Upon these official congratulations jars the dry remark of the official Public Health Report: —


“The public health of a country means the health of its masses, and the masses will scarcely be healthy unless, to their very base, they are at least moderately prosperous.”

Dazzled by the “Progress of the Nation,” statistics dancing before his eyes, the Chancellor of the Exchequer exclaims in wild ecstasy: —

“From 1842 to 1852 the taxable income of the country increased by six per cent.; in the eight years from 1853 to 1861 it has increased from the basis taken in 1853 20 per cent.: the fact is so astonishing as to be almost incredible.”

“This intoxicating augmentation of wealth and power,” adds Mr. Gladstone, “ is entirely confined to classes of property.”


If you want to know under what conditions of broken health, tainted morals, and mental ruin, that “intoxicating augmentation of wealth and power entirely confined to classes of property ” was, and is being produced by the classes of labour, look to the picture hung up in the last “Public Health Report” of the workshops of tailors, printers and dressmakers.

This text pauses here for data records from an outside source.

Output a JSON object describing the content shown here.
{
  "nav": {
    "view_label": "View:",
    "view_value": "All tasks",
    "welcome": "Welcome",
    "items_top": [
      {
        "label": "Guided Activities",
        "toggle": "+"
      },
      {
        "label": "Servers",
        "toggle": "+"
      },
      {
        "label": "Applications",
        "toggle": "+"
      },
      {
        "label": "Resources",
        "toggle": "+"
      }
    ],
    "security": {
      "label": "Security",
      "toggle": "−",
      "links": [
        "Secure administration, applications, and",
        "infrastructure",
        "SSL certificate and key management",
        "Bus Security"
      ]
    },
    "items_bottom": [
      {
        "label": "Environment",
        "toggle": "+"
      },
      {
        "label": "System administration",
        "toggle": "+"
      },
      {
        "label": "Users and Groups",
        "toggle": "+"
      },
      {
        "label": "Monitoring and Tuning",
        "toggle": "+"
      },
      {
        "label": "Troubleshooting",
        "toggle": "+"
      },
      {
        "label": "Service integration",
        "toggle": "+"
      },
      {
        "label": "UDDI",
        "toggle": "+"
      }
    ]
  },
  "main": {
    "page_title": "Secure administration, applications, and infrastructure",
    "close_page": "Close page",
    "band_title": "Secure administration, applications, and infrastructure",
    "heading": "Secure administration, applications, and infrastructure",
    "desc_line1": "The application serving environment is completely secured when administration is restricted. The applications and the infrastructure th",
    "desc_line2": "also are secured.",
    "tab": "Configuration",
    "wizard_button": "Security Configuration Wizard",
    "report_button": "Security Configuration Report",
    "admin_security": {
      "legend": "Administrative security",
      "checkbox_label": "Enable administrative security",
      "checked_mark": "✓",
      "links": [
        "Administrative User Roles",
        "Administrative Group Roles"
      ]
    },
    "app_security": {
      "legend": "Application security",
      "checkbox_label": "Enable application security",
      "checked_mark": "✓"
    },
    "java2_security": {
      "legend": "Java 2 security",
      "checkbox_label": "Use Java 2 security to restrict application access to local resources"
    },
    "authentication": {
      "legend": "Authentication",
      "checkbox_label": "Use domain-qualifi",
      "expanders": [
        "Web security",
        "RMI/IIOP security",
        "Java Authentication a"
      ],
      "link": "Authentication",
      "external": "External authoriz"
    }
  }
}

Compare the “Report of the Children’s Employment Commission” of 1863 where, it is stated, for instance, that: —


“The potters as a class, both men and women, represent a much degenerated population, both physically and mentally,”

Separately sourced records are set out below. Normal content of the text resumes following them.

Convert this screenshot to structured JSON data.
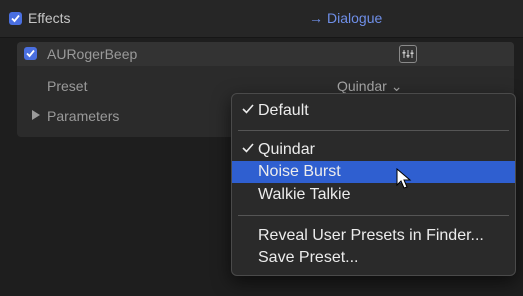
{
  "effects": {
    "label": "Effects",
    "role_arrow": "→",
    "role": "Dialogue"
  },
  "plugin": {
    "name": "AURogerBeep",
    "preset_label": "Preset",
    "preset_value": "Quindar ⌄",
    "parameters_label": "Parameters"
  },
  "menu": {
    "items": [
      {
        "label": "Default",
        "checked": true
      },
      {
        "label": "Quindar",
        "checked": true
      },
      {
        "label": "Noise Burst",
        "checked": false,
        "highlighted": true
      },
      {
        "label": "Walkie Talkie",
        "checked": false
      },
      {
        "label": "Reveal User Presets in Finder...",
        "checked": false
      },
      {
        "label": "Save Preset...",
        "checked": false
      }
    ]
  },
  "colors": {
    "accent": "#4a6fe0",
    "highlight": "#2f5fd0",
    "role": "#6f8fe8"
  }
}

that the unhealthy child “is an unhealthy parent in his turn,” that a progressive deterioration of the race must go on and that “the degenerescence of the population would be even greater were it not for the constant recruiting from the adjacent country, and the intermarriages with more healthy races.” Glance at M. Tremenheere’s Blue Book on the “Grievances complained of by the Journeymen Bakers.” And who has not shuddered at the paradoxical statement made by the inspectors of factories, and illustrated by the. Registrar-General, that the Lancashire operatives, while put upon the distress pittance of food, were actually improving in health, because of their temporary exclusion by the cotton famine from the cotton factory, and that the mortality of the children was decreasing, because their mothers were now at last allowed to give them instead of Godfrey’s cordial their own breasts.

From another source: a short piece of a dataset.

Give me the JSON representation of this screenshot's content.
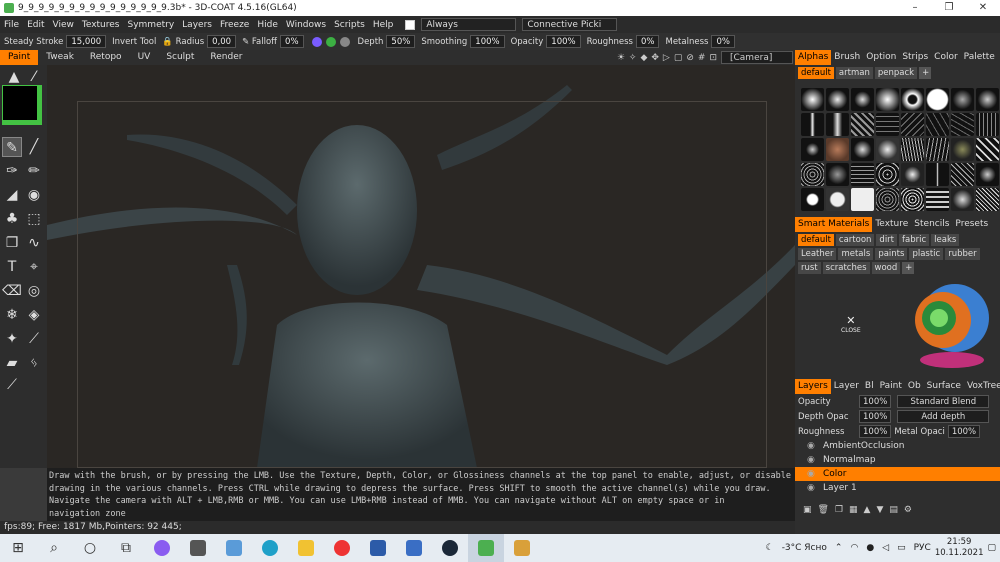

Again reverse the medal. The Income and Property Tax Returns, laid before the House of Commons on July 20th, 1864, teach us that the persons with yearly incomes valued by the tax gatherer at £50,000 and upwards, had, from April 5th, 1862, to April 5th, 1863, been joined by a dozen and one, their number having increased in that single year from 67 to 80. The same returns disclose the fact that about 3,000 persons divide amongst themselves a yearly income of about £25,000,000 sterling, rather more than the total revenue doled out annually to the whole mass of the agricultural labourers of England and Wales. Open the Census of 1861, and you will find that the number of the male landed proprietors of England and Wales had decreased from 16,934 in 1851 to 15,066 in 1861, so that the concentration of land had grown in ten years 11 per cent. If the concentration of the soil of the country in a few hands proceeds at the same rate the land question will become singularly simplified, as it had become in the Roman Empire, when Nero grinned at the discovery that half the province of Africa was owned by six gentlemen.